For Erica Stovsky, M.D. (’07), returning to Northeast Ohio Medical University after nearly a decade of training and clinical practice was an easy decision.
Shortly after earning an M.D. from NEOMED, Dr. Stovsky completed an internal medicine residency, followed by a fellowship in hospice and palliative medicine. Afterwards, she was in clinical practice for several years as a hospice and palliative medicine physician.
It was during her time as a clinician that Dr. Stovsky developed an interest in health systems and public health issues, so she opted to completed a second residency in preventive medicine and public health. As part of that, she earned a Master of Public Health degree at Case Western Reserve University in Cleveland, Ohio.
Continuing to develop skills is important to Dr. Stovsky, who completed NEOMED’s Fellowship in Academic Medicine (FAME) leadership program in the 2018-19 year.
Returning as an educator
Not only does she like to learn; as a medical student and through patient care, Dr.
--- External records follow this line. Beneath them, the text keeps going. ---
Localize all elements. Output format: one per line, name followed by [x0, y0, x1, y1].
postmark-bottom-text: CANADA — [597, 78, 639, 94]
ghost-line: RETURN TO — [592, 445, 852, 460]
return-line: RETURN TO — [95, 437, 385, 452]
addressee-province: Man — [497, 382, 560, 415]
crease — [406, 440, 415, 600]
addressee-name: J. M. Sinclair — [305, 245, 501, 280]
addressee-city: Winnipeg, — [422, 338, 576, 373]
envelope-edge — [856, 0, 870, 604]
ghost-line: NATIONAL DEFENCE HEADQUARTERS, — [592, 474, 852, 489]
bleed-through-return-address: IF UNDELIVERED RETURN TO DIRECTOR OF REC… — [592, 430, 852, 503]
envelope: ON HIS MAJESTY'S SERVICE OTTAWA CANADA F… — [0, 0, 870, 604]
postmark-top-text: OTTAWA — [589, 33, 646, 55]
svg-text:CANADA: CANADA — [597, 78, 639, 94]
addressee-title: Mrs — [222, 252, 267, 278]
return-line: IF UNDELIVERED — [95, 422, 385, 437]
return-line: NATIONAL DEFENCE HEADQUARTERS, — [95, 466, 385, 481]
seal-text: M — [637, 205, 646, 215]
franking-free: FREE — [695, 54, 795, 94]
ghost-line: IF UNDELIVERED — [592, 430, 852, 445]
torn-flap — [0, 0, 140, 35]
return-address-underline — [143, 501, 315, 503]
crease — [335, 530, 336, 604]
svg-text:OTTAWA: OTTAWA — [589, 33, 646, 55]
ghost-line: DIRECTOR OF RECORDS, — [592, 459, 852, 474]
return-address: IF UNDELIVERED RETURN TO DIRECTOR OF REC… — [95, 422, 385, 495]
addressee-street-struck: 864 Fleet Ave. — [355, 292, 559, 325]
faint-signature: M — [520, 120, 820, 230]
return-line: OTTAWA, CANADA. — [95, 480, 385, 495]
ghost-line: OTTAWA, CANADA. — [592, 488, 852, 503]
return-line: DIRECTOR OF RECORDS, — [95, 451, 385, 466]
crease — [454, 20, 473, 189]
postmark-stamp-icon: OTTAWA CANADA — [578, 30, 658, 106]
Stovsky realized how engaged she felt when she was educating patients and their families. So, a couple of years ago, Dr. Stovsky returned to NEOMED, to focus on education full-time.
“NEOMED has always kind of felt like home. It has been part of my life in one way or another since I was 17, so it was nice to have the opportunity to come back to somewhere that felt like I belong,” says Dr. Stovsky.
Now, she serves as the College of Medicine’s course director for Applications of Clinical Medicine, as well as an assistant professor of internal medicine.
NEOMED’s Applications of Clinical Medicine is a course that all third-year College of Medicine students take. According to Dr. Stovsky, it houses a large portion of material that cross-cuts across all clerkships. It covers health systems, interprofessional education, career development, clinical skills assessments and more.
Along with leading Applications of Clinical Medicine course, Dr. Stovsky serves as one of the instructors in NEOMED’s Social Determinants of Health course and is a reflective practice leader for the students’ Human Values in Medicine courses.
Teaching by mentoring
It’s the one-on-one and small group mentoring opportunities that Dr. Stovsky values most.
“I really love getting to know the students as individuals. Everybody’s here for a reason and I like to figure out why they’re here to see how I can help them to achieve their ultimate career goals,” says Dr. Stovsky.
“One of the things that’s awesome about working with medical students is that there’s so much enthusiasm. They’re early in their training, they’re early in their careers and they’re really passionate about what they’re doing.”